Now that I work at a company that has to do large-scale software development, I understand better why it’s not something you can really teach effectively in a university setting. It’s not that companies doing large-scale software development are somehow better at writing software than companies that work on smaller-scale software projects. It’s that large-scale projects face challenges that small-scale projects don’t.
The biggest challenge at large-scale is coordination. My employer provides a single service, which means that, in theory, any project that anyone is working on inside of the company could potentially impact what anybody else is working on. In my specific case, I work on delivery tools, so we might be called upon to support some new delivery workflow.
You can take a top-down command-and-control style approach to the problem, by having the people at the top attempting to filter all of the information to just what they need, and them coordinating everyone hierarchically. However, this structure isn’t effective in dynamic environments: as the facts on the ground change, it takes too long for information to work its way up the hierarchy, adapt, and then change the orders downwards.
You can take a bottoms-up approach to the problem where you have a collection of teams that work autonomously.
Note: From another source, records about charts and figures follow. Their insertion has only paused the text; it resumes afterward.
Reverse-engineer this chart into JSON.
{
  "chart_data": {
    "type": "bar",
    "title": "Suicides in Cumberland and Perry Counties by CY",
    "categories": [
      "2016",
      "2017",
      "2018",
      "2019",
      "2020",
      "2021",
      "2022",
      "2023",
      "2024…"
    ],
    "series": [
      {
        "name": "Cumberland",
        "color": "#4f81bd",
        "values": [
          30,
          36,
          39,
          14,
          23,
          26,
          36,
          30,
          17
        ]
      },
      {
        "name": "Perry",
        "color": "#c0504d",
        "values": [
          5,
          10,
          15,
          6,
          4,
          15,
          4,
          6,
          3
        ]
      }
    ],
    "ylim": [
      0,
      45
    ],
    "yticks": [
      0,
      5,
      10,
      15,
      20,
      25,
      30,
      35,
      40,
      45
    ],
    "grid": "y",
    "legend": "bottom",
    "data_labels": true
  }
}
But the challenge there is getting them aligned. In theory, you hire people with good judgment, and provide them with the right context. But the problem is that there’s too much context! You can’t just firehose all of the available information to everyone, that doesn’t scale: everyone will spend all of their time reading docs. How do you get the information into the heads of the people that need it? becomes the grand challenge in this context.
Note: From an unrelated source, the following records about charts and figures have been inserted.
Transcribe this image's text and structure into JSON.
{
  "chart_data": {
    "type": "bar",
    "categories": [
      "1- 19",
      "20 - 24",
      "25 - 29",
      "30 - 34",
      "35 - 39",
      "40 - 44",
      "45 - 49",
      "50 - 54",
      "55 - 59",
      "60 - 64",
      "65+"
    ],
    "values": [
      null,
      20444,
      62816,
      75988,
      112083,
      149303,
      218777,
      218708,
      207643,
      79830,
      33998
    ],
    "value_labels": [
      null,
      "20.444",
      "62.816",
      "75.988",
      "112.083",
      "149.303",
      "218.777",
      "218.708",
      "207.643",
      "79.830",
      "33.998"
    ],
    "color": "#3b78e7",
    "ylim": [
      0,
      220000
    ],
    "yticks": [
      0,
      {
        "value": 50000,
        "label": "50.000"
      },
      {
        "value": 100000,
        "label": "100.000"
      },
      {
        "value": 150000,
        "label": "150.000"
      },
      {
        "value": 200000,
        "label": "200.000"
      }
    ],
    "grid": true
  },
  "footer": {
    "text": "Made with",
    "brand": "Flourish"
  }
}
It’s hard to convey the nature of this problem in a university classroom, if you’ve never worked in a setting like this before. The flurry of memos, planning documents, the misunderstandings, the sync meetings, the work towards alignment, the “One X” initiatives, these are all things that I had to experience viscerally, on a first-hand basis, to really get a sense of the nature of the problem.
3 thoughts on “Software engineering in-the-large: the coordination challenge”
The Reactive Principles (https://principles.reactive.foundation/principles/index.html) are just as applicable to the systems that design/build systems as to the systems that get built.
Accepting uncertainty, asserting autonomy, and tailoring consistency are the especially relevant principles when we talk about the system that makes the system.
That’s such a wonderful thought – distributed teams as nodes of a distributed system. Is there any author who’s explored that thought more deeply that you’d recommend?
Great insight Lorin. I’m facing into some similar coordination challenges at my company that develops large scale applications to support it’s business. Have you got any ideas on how to get the balance between control and autonomy right?